Sunday, February 6, 2022

Zulueta v CA, G.R. No. 107383 [Case Digest]

 

Zulueta v CA,

G.R. No. 107383

Facts:

            Petitioner Cecilia Zulueta is the wife of private respondent Alfredo Martin. Petitioner entered the clinic of her husband, and in the presence of her mother, a driver and private respondent's secretary, forcibly opened the drawers and cabinet in her husband's clinic and took 157 documents consisting of private correspondence between Dr. Martin and his alleged paramours.

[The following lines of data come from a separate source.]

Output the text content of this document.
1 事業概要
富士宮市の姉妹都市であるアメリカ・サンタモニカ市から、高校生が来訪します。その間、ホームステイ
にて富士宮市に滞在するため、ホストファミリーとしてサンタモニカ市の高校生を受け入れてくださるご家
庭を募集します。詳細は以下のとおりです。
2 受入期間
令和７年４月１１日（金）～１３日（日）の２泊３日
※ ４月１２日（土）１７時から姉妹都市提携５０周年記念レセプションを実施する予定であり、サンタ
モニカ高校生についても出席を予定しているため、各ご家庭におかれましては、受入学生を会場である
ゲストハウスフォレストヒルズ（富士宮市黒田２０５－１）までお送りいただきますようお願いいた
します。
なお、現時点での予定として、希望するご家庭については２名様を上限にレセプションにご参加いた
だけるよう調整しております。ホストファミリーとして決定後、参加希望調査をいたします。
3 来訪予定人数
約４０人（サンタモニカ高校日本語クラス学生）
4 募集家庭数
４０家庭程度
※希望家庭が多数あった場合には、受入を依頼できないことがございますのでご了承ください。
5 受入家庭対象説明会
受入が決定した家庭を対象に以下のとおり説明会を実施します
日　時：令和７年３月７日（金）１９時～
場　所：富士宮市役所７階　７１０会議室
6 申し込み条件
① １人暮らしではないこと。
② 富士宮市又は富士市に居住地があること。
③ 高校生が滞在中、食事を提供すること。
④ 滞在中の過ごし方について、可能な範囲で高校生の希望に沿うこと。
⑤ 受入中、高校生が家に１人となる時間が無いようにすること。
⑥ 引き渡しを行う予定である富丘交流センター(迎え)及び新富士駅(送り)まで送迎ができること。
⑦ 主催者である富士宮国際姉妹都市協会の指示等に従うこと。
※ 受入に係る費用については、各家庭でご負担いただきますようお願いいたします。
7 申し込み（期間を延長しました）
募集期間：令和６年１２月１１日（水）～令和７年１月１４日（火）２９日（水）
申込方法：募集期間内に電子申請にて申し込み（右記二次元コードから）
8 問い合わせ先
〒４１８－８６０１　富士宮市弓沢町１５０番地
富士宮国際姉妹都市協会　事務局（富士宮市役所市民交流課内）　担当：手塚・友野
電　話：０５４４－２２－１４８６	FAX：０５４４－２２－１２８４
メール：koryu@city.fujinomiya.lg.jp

            Dr. Martin brought this action below for recovery of the documents and papers and for damages against petitioner. RTC rendered judgment in favor of Dr. Martin. CA affirmed the decision of RTC. Said documents were used against Dr. Martin in the administrative case.

 

Issue:

            Whether or not the documents admissible as evidence in administrative case.

Held:

            NO. The constitutional injunction declaring "the privacy of communication and correspondence [to be] inviolable" is no less applicable simply because it is the wife (who thinks herself aggrieved by her husband's infidelity) who is the party against whom the constitutional provision is to be enforced.

The intimacies between husband and wife do not justify any one of them in breaking the drawers and cabinets of the other and in ransacking them for any telltale evidence of marital infidelity. A person, by contracting marriage, does not shed his/her integrity or his right to privacy as an individual and the constitutional protection is ever available to him or to her.